Sonntag, 20. November 2016

Das Wort zum Sonntag



Sonntags gehe ich gern in den Park. Heute war es stürmisch, die letzten Blätter in den Bäumen rauschten, und ich fragte mich kurz, wie sich eigentlich Sturm ohne Blätter anhört. Die Wege waren mit zahlreichen Pfützen verziert, hin und wieder musste ich springen oder balancieren. Und an einigen Stellen lagen so viele Nadeln herum, dass es gar wie ein weiches Bett aussah.

Nach nur wenigen Schritten ergreift mich meist eine angenehme Ruhe. Da gibt es mich und meine Schritte, unkonkrete Gedanken und viel Zerstreuung. Heute war es anders, denn ich hörte Schreie. Laute, aufgebrachte Schreie. Ich wusste sofort, dass sie von den Gänsen kamen, die sonst wie eine Königsfamilie einen Abschnitt des Parks regierten. An ihrem angestammten Platz: Nur einige unbeteiligte Möwen. Die Schreie kamen vom anderen Ufer. Ich folgte ihnen, denn wer weiß, ob da ein gefährlicher Greifvogel saß, den sie vertreiben wollten, oder sich gar jemand eine Weihnachtsgans besorgen wollte.

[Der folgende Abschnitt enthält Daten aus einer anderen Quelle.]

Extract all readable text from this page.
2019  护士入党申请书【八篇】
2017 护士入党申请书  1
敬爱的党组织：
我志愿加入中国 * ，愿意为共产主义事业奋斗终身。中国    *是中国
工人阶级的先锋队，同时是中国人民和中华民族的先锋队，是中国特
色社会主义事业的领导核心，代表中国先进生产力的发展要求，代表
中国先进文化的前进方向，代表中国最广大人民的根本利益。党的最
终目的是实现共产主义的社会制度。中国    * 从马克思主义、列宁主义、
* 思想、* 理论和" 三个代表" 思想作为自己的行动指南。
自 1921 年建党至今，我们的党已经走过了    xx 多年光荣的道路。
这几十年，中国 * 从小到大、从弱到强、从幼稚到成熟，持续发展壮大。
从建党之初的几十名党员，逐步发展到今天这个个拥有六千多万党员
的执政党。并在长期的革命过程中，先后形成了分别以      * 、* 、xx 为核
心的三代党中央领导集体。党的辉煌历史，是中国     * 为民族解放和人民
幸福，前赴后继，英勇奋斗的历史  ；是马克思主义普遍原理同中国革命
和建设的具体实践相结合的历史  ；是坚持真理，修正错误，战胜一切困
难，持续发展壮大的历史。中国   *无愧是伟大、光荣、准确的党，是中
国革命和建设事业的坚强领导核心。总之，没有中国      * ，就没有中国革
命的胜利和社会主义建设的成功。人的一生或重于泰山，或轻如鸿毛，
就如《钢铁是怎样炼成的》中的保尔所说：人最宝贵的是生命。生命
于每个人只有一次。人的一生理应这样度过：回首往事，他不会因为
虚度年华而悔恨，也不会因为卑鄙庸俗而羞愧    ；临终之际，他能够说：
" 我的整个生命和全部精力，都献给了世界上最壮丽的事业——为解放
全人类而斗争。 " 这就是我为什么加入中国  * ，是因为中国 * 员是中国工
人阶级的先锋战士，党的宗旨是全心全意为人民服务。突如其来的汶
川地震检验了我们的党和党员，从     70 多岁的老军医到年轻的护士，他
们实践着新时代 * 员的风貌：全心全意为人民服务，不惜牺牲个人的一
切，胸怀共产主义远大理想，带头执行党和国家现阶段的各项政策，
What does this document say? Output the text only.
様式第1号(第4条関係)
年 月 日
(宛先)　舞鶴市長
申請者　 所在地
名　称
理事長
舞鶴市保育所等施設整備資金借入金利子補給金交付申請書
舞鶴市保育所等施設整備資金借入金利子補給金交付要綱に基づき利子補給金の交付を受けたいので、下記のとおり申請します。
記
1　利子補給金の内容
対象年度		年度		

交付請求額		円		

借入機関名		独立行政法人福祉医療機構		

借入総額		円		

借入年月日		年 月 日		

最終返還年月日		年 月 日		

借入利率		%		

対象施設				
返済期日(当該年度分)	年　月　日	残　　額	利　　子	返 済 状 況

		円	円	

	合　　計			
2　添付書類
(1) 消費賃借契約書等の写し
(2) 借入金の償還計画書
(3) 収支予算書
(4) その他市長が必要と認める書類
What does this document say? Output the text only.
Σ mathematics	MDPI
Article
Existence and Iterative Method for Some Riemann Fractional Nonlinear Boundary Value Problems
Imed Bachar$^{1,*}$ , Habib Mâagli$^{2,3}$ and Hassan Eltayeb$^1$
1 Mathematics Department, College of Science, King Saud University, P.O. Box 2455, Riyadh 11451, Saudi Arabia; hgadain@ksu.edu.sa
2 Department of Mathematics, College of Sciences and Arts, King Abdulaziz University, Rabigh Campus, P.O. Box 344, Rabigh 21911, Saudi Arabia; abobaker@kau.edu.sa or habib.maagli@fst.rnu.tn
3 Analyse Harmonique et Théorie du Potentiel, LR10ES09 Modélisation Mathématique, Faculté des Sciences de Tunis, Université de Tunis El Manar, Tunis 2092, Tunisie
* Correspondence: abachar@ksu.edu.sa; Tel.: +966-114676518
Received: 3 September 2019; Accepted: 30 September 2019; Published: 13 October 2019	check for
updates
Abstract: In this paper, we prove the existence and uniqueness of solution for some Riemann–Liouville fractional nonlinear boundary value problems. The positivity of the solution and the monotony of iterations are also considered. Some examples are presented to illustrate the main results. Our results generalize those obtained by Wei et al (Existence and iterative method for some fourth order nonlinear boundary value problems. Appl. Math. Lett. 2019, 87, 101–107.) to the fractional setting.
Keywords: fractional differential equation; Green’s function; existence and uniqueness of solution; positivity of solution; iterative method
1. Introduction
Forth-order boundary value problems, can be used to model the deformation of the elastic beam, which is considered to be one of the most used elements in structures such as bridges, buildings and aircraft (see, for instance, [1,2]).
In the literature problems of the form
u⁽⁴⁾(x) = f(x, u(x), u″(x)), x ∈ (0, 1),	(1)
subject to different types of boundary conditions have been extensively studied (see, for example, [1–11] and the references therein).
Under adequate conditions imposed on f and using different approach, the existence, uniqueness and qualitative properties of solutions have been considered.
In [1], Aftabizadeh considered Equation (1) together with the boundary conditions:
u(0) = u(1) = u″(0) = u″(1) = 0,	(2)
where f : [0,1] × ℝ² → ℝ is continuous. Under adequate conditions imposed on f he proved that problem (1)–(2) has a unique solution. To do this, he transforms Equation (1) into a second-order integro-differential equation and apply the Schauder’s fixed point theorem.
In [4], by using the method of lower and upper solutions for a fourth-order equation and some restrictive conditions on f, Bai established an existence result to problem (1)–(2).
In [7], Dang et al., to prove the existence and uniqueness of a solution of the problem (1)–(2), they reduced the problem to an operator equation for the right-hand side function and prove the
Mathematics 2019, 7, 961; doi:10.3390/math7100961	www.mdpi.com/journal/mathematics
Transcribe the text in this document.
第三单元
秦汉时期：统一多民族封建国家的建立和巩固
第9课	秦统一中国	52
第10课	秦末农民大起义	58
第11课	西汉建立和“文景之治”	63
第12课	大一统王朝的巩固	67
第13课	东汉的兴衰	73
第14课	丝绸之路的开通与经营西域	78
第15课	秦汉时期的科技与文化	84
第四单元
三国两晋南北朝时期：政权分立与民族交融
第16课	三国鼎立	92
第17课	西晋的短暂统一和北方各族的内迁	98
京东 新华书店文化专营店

Als erstes sah ich eine Frau im bürgerlich beige-weißen Wollmantel, die in einer eher verkrampften Haltung Fotos mit ihrem Handy machte. Dann zeigte sich die rote Mütze eines Kleinkindes, das gebannt in eine Richtung starrte. Ich erblickte die Mutter des Kindes, die, gehockt und ähnlich verkrampft, versuchte ein Foto von ihrem Nachwuchs zu machen.

Schließlich entdeckte ich das eigentliche Ereignis, um das so viel Geschrei gemacht wurde: Es gab Futter. Der Parkwächter verstreute kleine Körner, links die Enten, rechts die Gänse. Manchmal sprach er die Tiere mit Namen an. Eine Graugans schien ihn besonders zu beschäftigen: Lisa. "Lisa", sagte er und deutete immer wieder auf das Futter, "hier!". Später fütterte er sie aus der Hand.
Ein anderer Ganter machte wiederholt lautstark auf sich aufmerksam. "Paul", beschwichtigte ihn der Parkwächter, "ist ja gut!"

Das Geschrei hatte aufgehört, ich stand neben der Mutter mit ihrem Kind, der Frau mit der Kamera und einem Herren mit dunkler Jacke und rotem Schal. Wir waren das Publikum. Keiner klatschte. "Fertig", sagte der Parkwächter und ich wusste nicht recht, ob zu sich, den Gänsen oder uns. Aus einem Beutel nahm er einen Schwamm und rieb daran seine Hände ab.
Dann blickte er zu uns, die wir immer noch dort standen. "Das mache ich, weil das Futter so weiß ist", erklärte er. "Wenn ich das an der Hose abwische", und er deutete eine Geste an, "dann ist sie sofort dreckig". Er machte eine Pause. Und weil wir immer noch nicht gegangen waren, sagte er schließlich: "Das hat alles schon so seinen Sinn".